It is astonishing and even comical how they portray Tor and the Tor Project. They are making it seem like it’s a centralized app, like Telegram or something.
Look:
The platform’s design makes it virtually impossible to remove harmful posts or illegal content, they say, and the organization behind Tor has resisted pressure to implement even basic safeguards.
The Canadian Centre for Child Protection (C3P) told the Guardian it had submitted more than 19,000 notifications to the Tor Project – the privacy-focused US non-profit that develops and maintains the network – flagging child sexual abuse material (CSAM) detected on its system. Yet the organization has taken no action, according to C3P.

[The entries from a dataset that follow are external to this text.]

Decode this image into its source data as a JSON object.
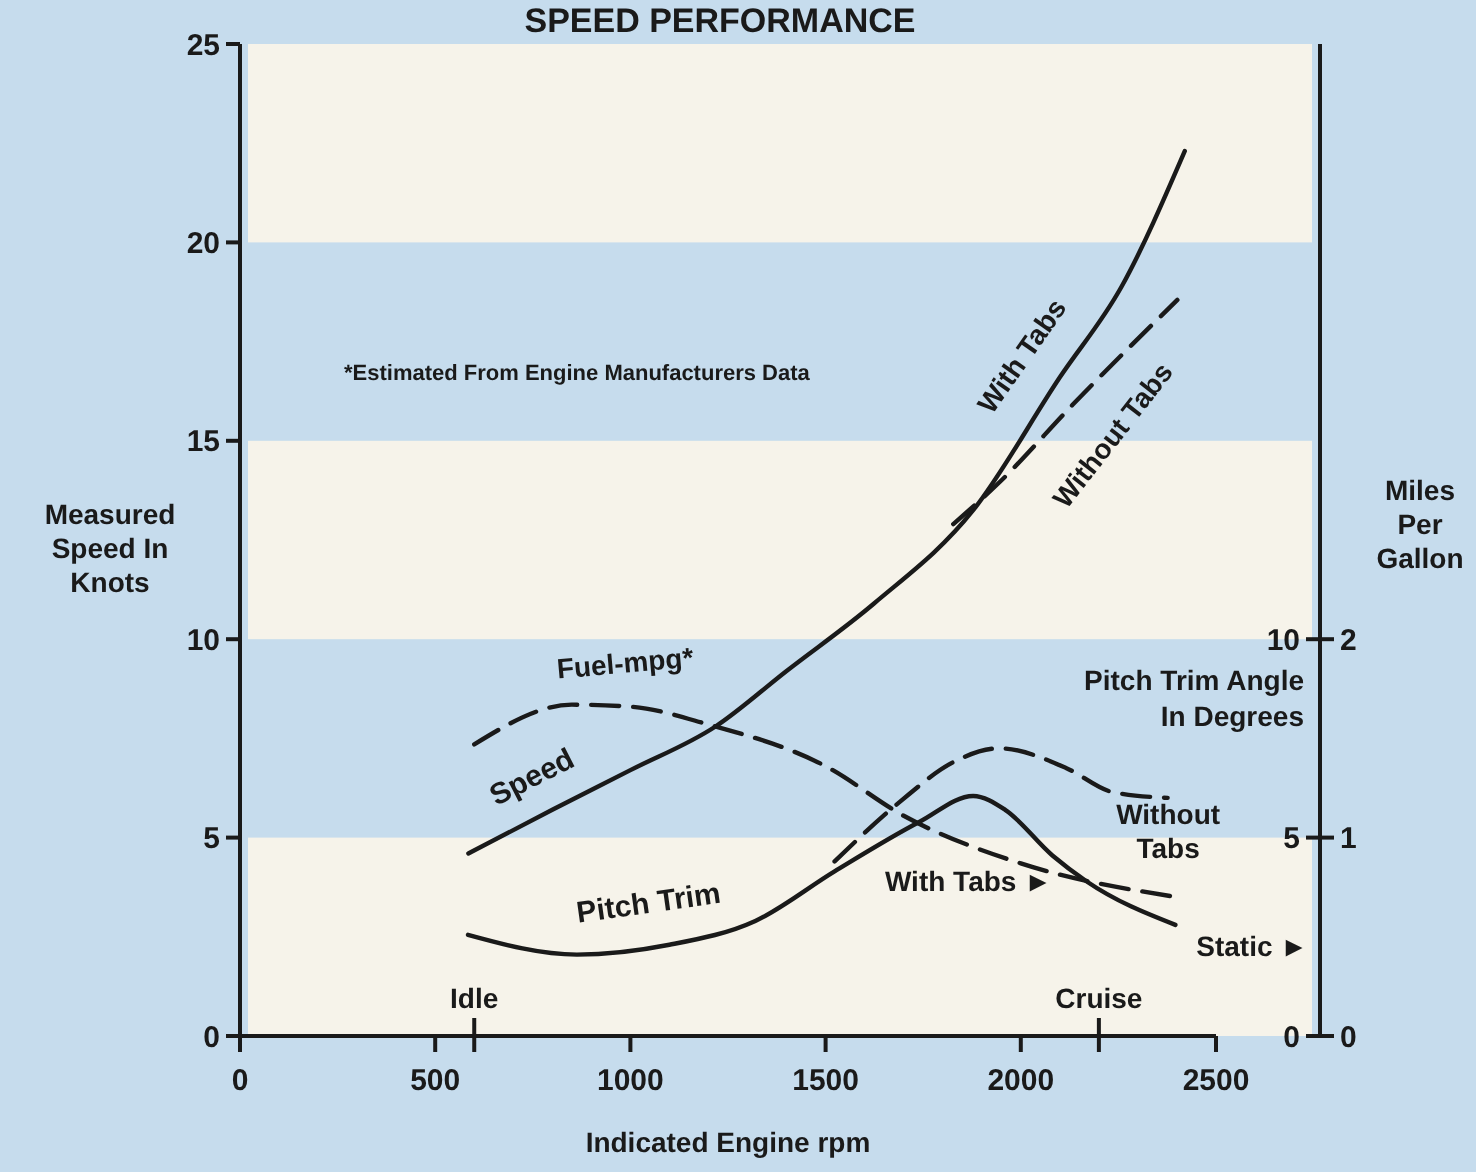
{
  "chart_data": {
    "type": "line",
    "title": "SPEED PERFORMANCE",
    "xlabel": "Indicated Engine rpm",
    "ylabel": "Measured Speed In Knots",
    "y2label": "Pitch Trim Angle In Degrees",
    "y3label": "Miles Per Gallon",
    "xlim": [
      0,
      2500
    ],
    "xticks": [
      0,
      500,
      1000,
      1500,
      2000,
      2500
    ],
    "ylim": [
      0,
      25
    ],
    "yticks": [
      0,
      5,
      10,
      15,
      20,
      25
    ],
    "y2lim": [
      0,
      25
    ],
    "y2ticks": [
      0,
      5,
      10
    ],
    "y3lim": [
      0,
      5
    ],
    "y3ticks": [
      0,
      1,
      2
    ],
    "grid": false,
    "bands": [
      {
        "axis": "y",
        "from": 0,
        "to": 5,
        "color": "#f6f3ea"
      },
      {
        "axis": "y",
        "from": 10,
        "to": 15,
        "color": "#f6f3ea"
      },
      {
        "axis": "y",
        "from": 20,
        "to": 25,
        "color": "#f6f3ea"
      }
    ],
    "ref_lines": [
      {
        "axis": "x",
        "value": 600,
        "label": "Idle"
      },
      {
        "axis": "x",
        "value": 2200,
        "label": "Cruise"
      }
    ],
    "series": [
      {
        "name": "With Tabs",
        "color": "#1a1a1a",
        "line_style": "solid",
        "x": [
          585,
          800,
          1000,
          1218,
          1400,
          1624,
          1878,
          2100,
          2259,
          2420
        ],
        "values": [
          4.6,
          5.7,
          6.7,
          7.8,
          9.2,
          10.9,
          13.25,
          16.6,
          18.9,
          22.3
        ]
      },
      {
        "name": "Without Tabs",
        "color": "#1a1a1a",
        "line_style": "dashed",
        "x": [
          1827,
          1950,
          2132,
          2401
        ],
        "values": [
          12.9,
          14.0,
          15.9,
          18.55
        ]
      },
      {
        "name": "Fuel-mpg*",
        "color": "#1a1a1a",
        "line_style": "dashed",
        "axis": "y3",
        "x": [
          600,
          850,
          1000,
          1200,
          1500,
          1700,
          2000,
          2400
        ],
        "values": [
          1.47,
          1.67,
          1.66,
          1.57,
          1.36,
          1.11,
          0.87,
          0.7
        ]
      },
      {
        "name": "With Tabs ►",
        "color": "#1a1a1a",
        "line_style": "solid",
        "axis": "y2",
        "x": [
          584,
          863,
          1100,
          1320,
          1523,
          1741,
          1878,
          1960,
          2081,
          2168,
          2396
        ],
        "values": [
          2.55,
          2.05,
          2.3,
          2.9,
          4.15,
          5.4,
          6.05,
          5.7,
          4.55,
          3.9,
          2.8
        ]
      },
      {
        "name": "Without Tabs",
        "color": "#1a1a1a",
        "line_style": "dashed",
        "axis": "y2",
        "x": [
          1523,
          1690,
          1827,
          1944,
          2117,
          2234,
          2376
        ],
        "values": [
          4.4,
          5.9,
          6.9,
          7.25,
          6.75,
          6.15,
          6.0
        ]
      }
    ],
    "annotations": [
      {
        "text": "Speed",
        "x": 800,
        "y": 5.7
      },
      {
        "text": "Pitch Trim",
        "x": 1050,
        "y": 2.15
      },
      "*Estimated From Engine Manufacturers Data",
      "Static ►"
    ]
  }
}
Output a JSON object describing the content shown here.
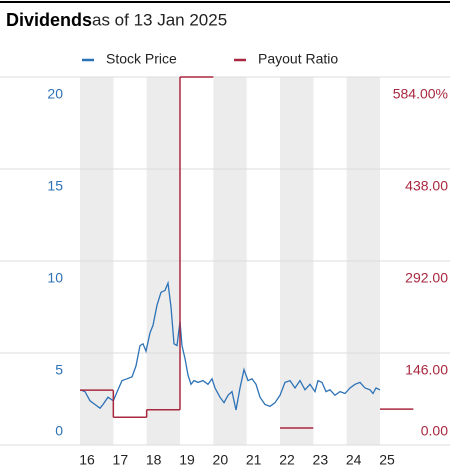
{
  "chart_data": {
    "type": "line",
    "title": "Dividends",
    "subtitle": "as of 13 Jan 2025",
    "xlim": [
      2016,
      2025
    ],
    "xticks": [
      {
        "value": 2016,
        "label": "16"
      },
      {
        "value": 2017,
        "label": "17"
      },
      {
        "value": 2018,
        "label": "18"
      },
      {
        "value": 2019,
        "label": "19"
      },
      {
        "value": 2020,
        "label": "20"
      },
      {
        "value": 2021,
        "label": "21"
      },
      {
        "value": 2022,
        "label": "22"
      },
      {
        "value": 2023,
        "label": "23"
      },
      {
        "value": 2024,
        "label": "24"
      },
      {
        "value": 2025,
        "label": "25"
      }
    ],
    "ylim": [
      0,
      20
    ],
    "yticks": [
      0,
      5,
      10,
      15,
      20
    ],
    "y2lim": [
      0,
      584
    ],
    "y2ticks": [
      {
        "value": 0,
        "label": "0.00"
      },
      {
        "value": 146,
        "label": "146.00"
      },
      {
        "value": 292,
        "label": "292.00"
      },
      {
        "value": 438,
        "label": "438.00"
      },
      {
        "value": 584,
        "label": "584.00%"
      }
    ],
    "grid": true,
    "series": [
      {
        "name": "Stock Price",
        "color": "#2d72b7",
        "x": [
          2016.0,
          2016.15,
          2016.3,
          2016.45,
          2016.6,
          2016.69,
          2016.84,
          2017.0,
          2017.14,
          2017.26,
          2017.41,
          2017.56,
          2017.68,
          2017.8,
          2017.89,
          2017.98,
          2018.1,
          2018.19,
          2018.31,
          2018.43,
          2018.55,
          2018.64,
          2018.73,
          2018.82,
          2018.91,
          2019.0,
          2019.06,
          2019.15,
          2019.24,
          2019.33,
          2019.42,
          2019.54,
          2019.69,
          2019.84,
          2019.96,
          2020.05,
          2020.2,
          2020.32,
          2020.44,
          2020.56,
          2020.68,
          2020.8,
          2020.92,
          2021.04,
          2021.16,
          2021.28,
          2021.4,
          2021.55,
          2021.7,
          2021.85,
          2022.0,
          2022.15,
          2022.3,
          2022.45,
          2022.6,
          2022.75,
          2022.9,
          2023.05,
          2023.14,
          2023.26,
          2023.38,
          2023.5,
          2023.65,
          2023.8,
          2023.95,
          2024.1,
          2024.25,
          2024.4,
          2024.55,
          2024.7,
          2024.79,
          2024.88,
          2025.0
        ],
        "values": [
          3.0,
          2.9,
          2.4,
          2.2,
          2.0,
          2.2,
          2.6,
          2.4,
          3.0,
          3.5,
          3.6,
          3.7,
          4.3,
          5.4,
          5.5,
          5.1,
          6.1,
          6.5,
          7.6,
          8.3,
          8.4,
          8.8,
          7.5,
          5.5,
          5.4,
          6.7,
          5.4,
          4.7,
          3.8,
          3.3,
          3.5,
          3.4,
          3.5,
          3.3,
          3.6,
          3.1,
          2.6,
          2.3,
          2.7,
          2.9,
          1.9,
          3.1,
          4.1,
          3.5,
          3.6,
          3.3,
          2.6,
          2.2,
          2.1,
          2.3,
          2.7,
          3.4,
          3.5,
          3.1,
          3.5,
          3.0,
          3.3,
          2.9,
          3.5,
          3.4,
          2.9,
          3.0,
          2.7,
          2.9,
          2.8,
          3.1,
          3.3,
          3.4,
          3.1,
          3.0,
          2.8,
          3.1,
          3.0
        ]
      },
      {
        "name": "Payout Ratio",
        "color": "#a8283f",
        "axis": "y2",
        "x": [
          2016,
          2017,
          2018,
          2019,
          2020,
          2021,
          2022,
          2023,
          2024,
          2025
        ],
        "values": [
          87,
          44,
          56,
          584,
          null,
          null,
          27,
          null,
          null,
          57
        ]
      }
    ]
  }
}
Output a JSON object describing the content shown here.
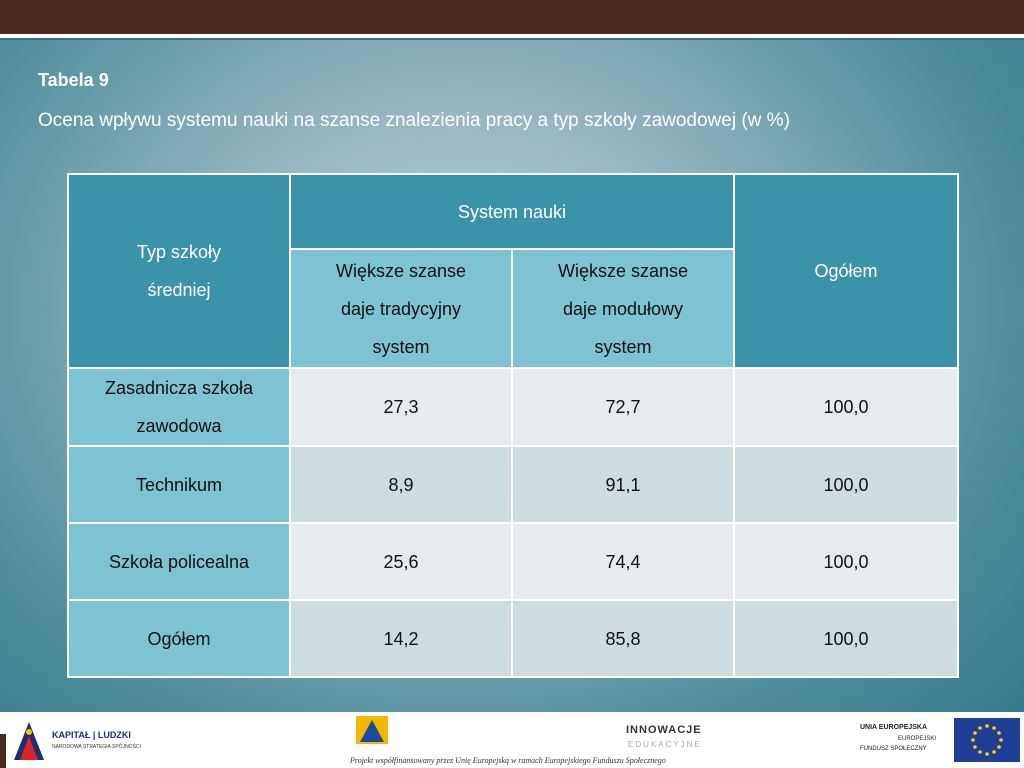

“Tor is designed in a way such that they can’t remove anything and they refuse to change it, because the idea of any sort of censorship on there is bad,” said Lloyd Richardson, C3P’s director of technology. “Tor has a board of directors that makes decisions surrounding this, and I don’t think they’ve ever been held to account for any of this. They’re the only people who can essentially intervene, and they refuse to do so.”
Neither of Tor’s products has systems to detect, moderate or report CSAM, or mechanisms for processing user-generated content in the way mainstream social networks do.
The experts interviewed urged Tor to act to remove CSAM from its sites and stem the formation of pedophile groups.